The cross-party committee, which is chaired by SNP MP Pete Wishart, includes four Conservatives, three Labour members, two Lib Dems and two other SNP MPs.
Mr Wishart said the committee’s report was based on one of the most “extensive drugs inquiries in Scotland ever conducted”.
However, following the government’s response to the report, he said: “We are surprised and disappointed by the government’s almost wholesale rejection of recommendations by a Westminster Select Committee after collecting a substantial body of evidence from people with lived experience, charities and academics, as well as legal, criminal justice and health professionals…few of these will find comfort in this response.”

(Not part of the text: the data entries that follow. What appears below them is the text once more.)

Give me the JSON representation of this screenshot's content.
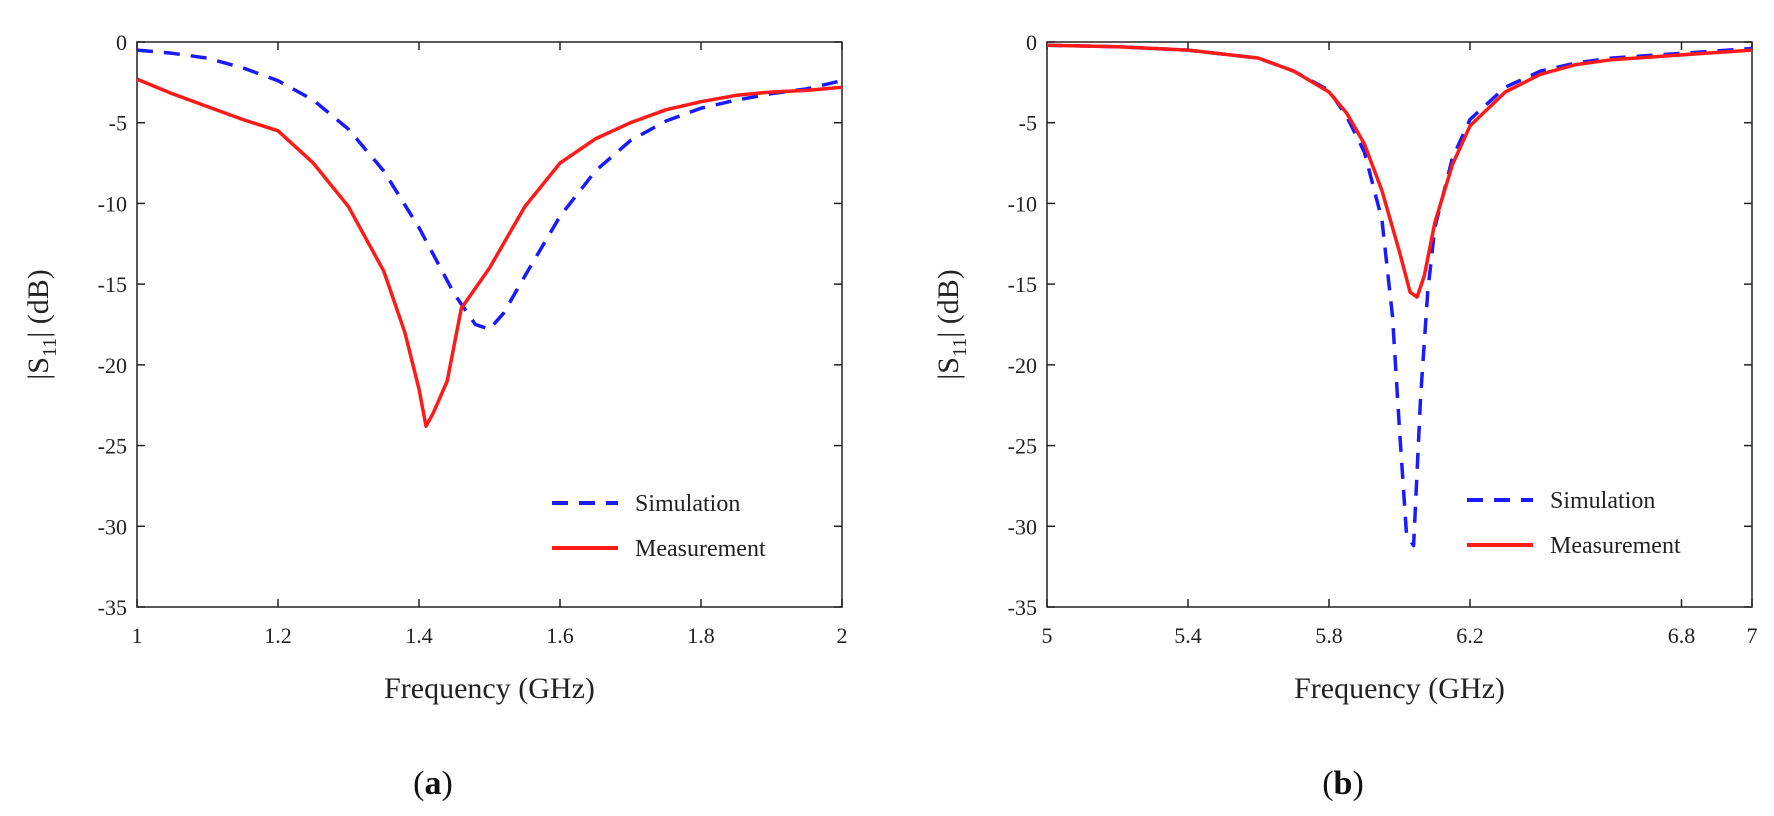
{
  "colors": {
    "simulation": "#1a1aff",
    "measurement": "#ff1a1a",
    "axis": "#222222"
  },
  "chart_data": [
    {
      "type": "line",
      "panel_label": "a",
      "xlabel": "Frequency (GHz)",
      "ylabel": "|S11| (dB)",
      "ylabel_parts": {
        "pre": "|S",
        "sub": "11",
        "post": "| (dB)"
      },
      "xlim": [
        1,
        2
      ],
      "ylim": [
        -35,
        0
      ],
      "xticks": [
        1,
        1.2,
        1.4,
        1.6,
        1.8,
        2
      ],
      "yticks": [
        0,
        -5,
        -10,
        -15,
        -20,
        -25,
        -30,
        -35
      ],
      "legend_position": "bottom-right",
      "grid": false,
      "series": [
        {
          "name": "Simulation",
          "style": "dashed",
          "color": "#1a1aff",
          "x": [
            1.0,
            1.05,
            1.1,
            1.15,
            1.2,
            1.25,
            1.3,
            1.35,
            1.4,
            1.45,
            1.48,
            1.5,
            1.52,
            1.55,
            1.6,
            1.65,
            1.7,
            1.75,
            1.8,
            1.85,
            1.9,
            1.95,
            2.0
          ],
          "y": [
            -0.5,
            -0.7,
            -1.0,
            -1.6,
            -2.4,
            -3.6,
            -5.4,
            -8.0,
            -11.5,
            -15.6,
            -17.5,
            -17.8,
            -16.8,
            -14.5,
            -10.8,
            -8.0,
            -6.1,
            -4.9,
            -4.1,
            -3.6,
            -3.2,
            -2.9,
            -2.4
          ]
        },
        {
          "name": "Measurement",
          "style": "solid",
          "color": "#ff1a1a",
          "x": [
            1.0,
            1.05,
            1.1,
            1.15,
            1.2,
            1.25,
            1.3,
            1.35,
            1.38,
            1.4,
            1.41,
            1.42,
            1.44,
            1.46,
            1.5,
            1.55,
            1.6,
            1.65,
            1.7,
            1.75,
            1.8,
            1.85,
            1.9,
            1.95,
            2.0
          ],
          "y": [
            -2.3,
            -3.2,
            -4.0,
            -4.8,
            -5.5,
            -7.5,
            -10.2,
            -14.2,
            -18.0,
            -21.5,
            -23.8,
            -23.0,
            -21.0,
            -16.5,
            -14.0,
            -10.2,
            -7.5,
            -6.0,
            -5.0,
            -4.2,
            -3.7,
            -3.3,
            -3.1,
            -3.0,
            -2.8
          ]
        }
      ]
    },
    {
      "type": "line",
      "panel_label": "b",
      "xlabel": "Frequency (GHz)",
      "ylabel": "|S11| (dB)",
      "ylabel_parts": {
        "pre": "|S",
        "sub": "11",
        "post": "| (dB)"
      },
      "xlim": [
        5,
        7
      ],
      "ylim": [
        -35,
        0
      ],
      "xticks": [
        5,
        5.4,
        5.8,
        6.2,
        6.8,
        7
      ],
      "xtick_labels": [
        "5",
        "5.4",
        "5.8",
        "6.2",
        "6.8",
        "7"
      ],
      "yticks": [
        0,
        -5,
        -10,
        -15,
        -20,
        -25,
        -30,
        -35
      ],
      "legend_position": "bottom-right",
      "grid": false,
      "series": [
        {
          "name": "Simulation",
          "style": "dashed",
          "color": "#1a1aff",
          "x": [
            5.0,
            5.2,
            5.4,
            5.6,
            5.7,
            5.8,
            5.85,
            5.9,
            5.95,
            5.98,
            6.0,
            6.02,
            6.04,
            6.06,
            6.08,
            6.1,
            6.15,
            6.2,
            6.3,
            6.4,
            6.5,
            6.6,
            6.8,
            7.0
          ],
          "y": [
            -0.2,
            -0.3,
            -0.5,
            -1.0,
            -1.8,
            -3.0,
            -4.6,
            -6.8,
            -11.0,
            -17.0,
            -24.0,
            -30.5,
            -31.2,
            -22.0,
            -15.5,
            -11.5,
            -7.2,
            -4.8,
            -2.8,
            -1.8,
            -1.3,
            -1.0,
            -0.7,
            -0.4
          ]
        },
        {
          "name": "Measurement",
          "style": "solid",
          "color": "#ff1a1a",
          "x": [
            5.0,
            5.2,
            5.4,
            5.6,
            5.7,
            5.8,
            5.85,
            5.9,
            5.95,
            6.0,
            6.03,
            6.05,
            6.07,
            6.1,
            6.15,
            6.2,
            6.3,
            6.4,
            6.5,
            6.6,
            6.8,
            7.0
          ],
          "y": [
            -0.2,
            -0.3,
            -0.5,
            -1.0,
            -1.8,
            -3.1,
            -4.4,
            -6.3,
            -9.2,
            -13.0,
            -15.5,
            -15.8,
            -14.5,
            -11.2,
            -7.6,
            -5.2,
            -3.1,
            -2.0,
            -1.4,
            -1.1,
            -0.8,
            -0.5
          ]
        }
      ]
    }
  ]
}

He also accused the government of providing little evidence to support its stance and called for what evidence there was to be made available ahead of a drug summit in February.
He added: “What is evident is there’s little change in the government’s drugs strategy despite the death rate in Scotland from problem drug use remaining stubbornly higher than any country in Europe.
“This fact itself should demonstrate that the current approach isn’t working. This is undoubtedly a public health emergency.”
All UK drugs misuse legislation is currently reserved to Westminster.
A spokesman for the Home Office said it was committed to preventing drug use, supporting people through treatment and recovery and tackling the supply of illegal drugs.
“We have no plans to introduce drug consumption rooms or decriminalise drugs. Illegal drugs devastate lives and communities, and dealers should face the full consequences of the law,” he added.
“We are committed to tackling drug misuse and held a UK-wide drugs summit in Glasgow earlier this year to discuss the most effect ways to tackle drug misuse and their terrible impact across Scotland, Wales, England and Northern Ireland.”
What can the Scottish government do?
The Scottish government has said it welcomes support for the introduction of a safe drugs consumption room in Glasgow as part of efforts to reduce deaths there.
A spokeswoman said when the report was published in November: “The outdated Misuse of Drugs Act 1971 should be amended to allow us to implement a range of public health focused responses, including the introduction of safe consumption facilities in Glasgow.
“We call on the incoming UK government to amend the Act or to devolve those powers to Scotland.”